(1.) These appeals are against the dismissal by the Lower Court of three petitions by a petitioning creditor under Section 53 of the Provincial Insolvency Act seeking to avoid certain alleged fraudulent alienations. The alienations attacked date from June and July, 1921. The insolvency petition was filed on 12 October, 1921. The three petitions, which were by the appellant, were put in 1925. The District Judge's order was passed on 29 April, 1927. The District Judge did not finally decide the petitions on the merits, because he discovered during the hearing of the petitions that the insolvent had failed to apply for his discharge within the time granted, and that the time granted had expired on 31 August, 1926. The appellant applied for extension of time but the District Judge refused it and went on to hold that by force of Section 43 of the Provincial Insolvency Act the adjudication is automatically annulled and that therefore the three petitions will fail. Under Section 37 he ordered the property of the insolvent to vest in the Official Receiver; but he evidently regarded the dismissal of the petitions as an automatic consequence of the annulment; and it is that legal position that has been attacked here.
(2.) The respondents contended inter alia that the District Judge had definitely decided that he would not exercise his power, if he had the power under Section 37, to allow the enquiry into the petitions to be continued. But I am quite clear that that is not so. The learned Judge says, regarding one petition, that he would have set it aside if the petitions had not failed on the technical ground, and of another he says that he finds it impossible to give a decision on the merits as the evidence has not been concluded. In his final order dismissing the petitions he makes no distinction between one and another but deals in one sentence with all three. So it is clear that he regarded himself as having no option but to dismiss the petitions once the adjudication was annulled. The correctness of that legal position has to be examined.

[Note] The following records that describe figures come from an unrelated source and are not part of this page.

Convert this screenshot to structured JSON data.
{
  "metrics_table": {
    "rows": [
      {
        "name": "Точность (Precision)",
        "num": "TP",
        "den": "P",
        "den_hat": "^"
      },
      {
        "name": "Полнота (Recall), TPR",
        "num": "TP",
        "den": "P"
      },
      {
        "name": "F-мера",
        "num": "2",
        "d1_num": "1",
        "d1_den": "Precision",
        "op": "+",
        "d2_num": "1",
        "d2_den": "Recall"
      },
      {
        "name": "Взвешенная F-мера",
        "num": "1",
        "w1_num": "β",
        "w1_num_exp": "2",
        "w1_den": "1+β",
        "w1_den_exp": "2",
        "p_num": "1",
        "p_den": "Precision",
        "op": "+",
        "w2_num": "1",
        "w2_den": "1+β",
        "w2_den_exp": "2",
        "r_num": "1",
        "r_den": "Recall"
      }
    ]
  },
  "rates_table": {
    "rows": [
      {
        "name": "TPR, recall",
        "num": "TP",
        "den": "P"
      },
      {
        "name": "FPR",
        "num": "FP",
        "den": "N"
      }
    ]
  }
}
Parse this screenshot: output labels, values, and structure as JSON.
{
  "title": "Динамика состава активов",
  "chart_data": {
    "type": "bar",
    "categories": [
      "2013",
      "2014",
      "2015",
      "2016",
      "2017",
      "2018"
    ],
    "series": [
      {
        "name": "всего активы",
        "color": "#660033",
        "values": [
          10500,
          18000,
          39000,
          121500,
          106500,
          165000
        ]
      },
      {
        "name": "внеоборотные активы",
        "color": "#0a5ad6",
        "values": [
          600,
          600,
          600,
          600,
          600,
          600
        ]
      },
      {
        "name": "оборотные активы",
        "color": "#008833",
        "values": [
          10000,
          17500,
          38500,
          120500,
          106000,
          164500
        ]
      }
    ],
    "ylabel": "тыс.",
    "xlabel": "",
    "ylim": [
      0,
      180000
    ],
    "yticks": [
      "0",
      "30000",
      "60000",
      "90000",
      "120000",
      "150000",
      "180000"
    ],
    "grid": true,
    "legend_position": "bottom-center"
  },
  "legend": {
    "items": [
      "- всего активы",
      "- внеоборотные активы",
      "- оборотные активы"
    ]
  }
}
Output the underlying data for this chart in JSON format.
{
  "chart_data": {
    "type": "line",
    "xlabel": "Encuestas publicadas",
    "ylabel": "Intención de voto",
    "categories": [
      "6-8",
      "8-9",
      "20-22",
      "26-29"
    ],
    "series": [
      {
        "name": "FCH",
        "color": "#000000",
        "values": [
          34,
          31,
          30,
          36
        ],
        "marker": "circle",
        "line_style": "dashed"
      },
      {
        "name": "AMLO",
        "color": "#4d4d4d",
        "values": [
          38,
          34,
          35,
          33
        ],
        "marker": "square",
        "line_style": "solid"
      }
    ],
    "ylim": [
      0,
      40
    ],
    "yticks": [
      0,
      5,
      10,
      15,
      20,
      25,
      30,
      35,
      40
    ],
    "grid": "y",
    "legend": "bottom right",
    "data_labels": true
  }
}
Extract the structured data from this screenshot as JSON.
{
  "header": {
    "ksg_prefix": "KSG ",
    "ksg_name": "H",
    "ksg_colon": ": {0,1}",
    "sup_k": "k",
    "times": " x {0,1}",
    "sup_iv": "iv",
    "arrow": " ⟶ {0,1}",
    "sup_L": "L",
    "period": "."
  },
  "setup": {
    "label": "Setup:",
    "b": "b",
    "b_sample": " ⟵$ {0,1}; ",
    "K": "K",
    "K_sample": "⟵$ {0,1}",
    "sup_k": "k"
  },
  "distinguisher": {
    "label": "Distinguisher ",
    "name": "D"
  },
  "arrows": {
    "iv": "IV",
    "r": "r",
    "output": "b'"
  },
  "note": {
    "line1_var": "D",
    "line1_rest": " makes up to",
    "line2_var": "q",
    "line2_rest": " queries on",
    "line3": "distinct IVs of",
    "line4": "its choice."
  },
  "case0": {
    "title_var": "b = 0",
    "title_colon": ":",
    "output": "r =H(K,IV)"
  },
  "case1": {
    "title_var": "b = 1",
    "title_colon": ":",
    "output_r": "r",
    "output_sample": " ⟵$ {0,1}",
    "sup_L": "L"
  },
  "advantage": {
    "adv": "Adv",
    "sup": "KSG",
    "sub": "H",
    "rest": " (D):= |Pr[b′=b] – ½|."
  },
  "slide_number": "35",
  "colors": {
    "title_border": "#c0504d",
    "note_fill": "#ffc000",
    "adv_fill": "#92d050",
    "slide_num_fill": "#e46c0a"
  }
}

(3.) It is clear from Secs.43 and 37 that when an adjudication is annulled under Section 43 the insolvency proceedings will come to an end except so far as they are kept alive by orders passed under Section 37. That position has been clearly laid down by a Bench of this Court in Jethaji Peraji Firm V/s. Krishnayya (1929) I.L.R. 52 M. 648 : 57 M.L.J. 116, where the Bench considers and to some extent relies upon the judgment of Tiruvenkatachariar, J. and myself in Timmappa V/s. Devasi Harpal (1928) 56 M.L.J. 458. The point from which the Bench differs from my judgment is, if I may say so with respect, based on some misapprehension of the language used by me. I say at page 462, "Under Section 43 therefore the annulment of adjudication is evidently intended to put an end to the insolvency proceedings as a whole." The Bench takes that to mean that I was saying that nothing of the insolvency jurisdiction remains after an order is passed under Section 43. But as Section 37 is itself stated by Section 43 to come into operation on the annulment of adjudication under Section 43, my language was not intended to convey that Section 37 did not come into operation at all. It is clear, however, that the adjudication is annulled save in so far as some direct order is passed and some direct condition is imposed by the Court under Section 37. Prima facie, therefore, if the adjudication is annulled under Section 43, the insolvent is placed status quo ante the insolvency. But Section 37 says that all sales and dispositions of property and payments duly made, and all acts theretofore done, by the Court or receiver, shall be valid; but, subject as aforesaid, the property of the debtor who was adjudged insolvent shall vest in such person as the Court may appoint, or, in, default of any such appointment, shall revert to the debtor to the extent of his right or interest therein on such conditions (if any) as the Court may, by order in writing, declare.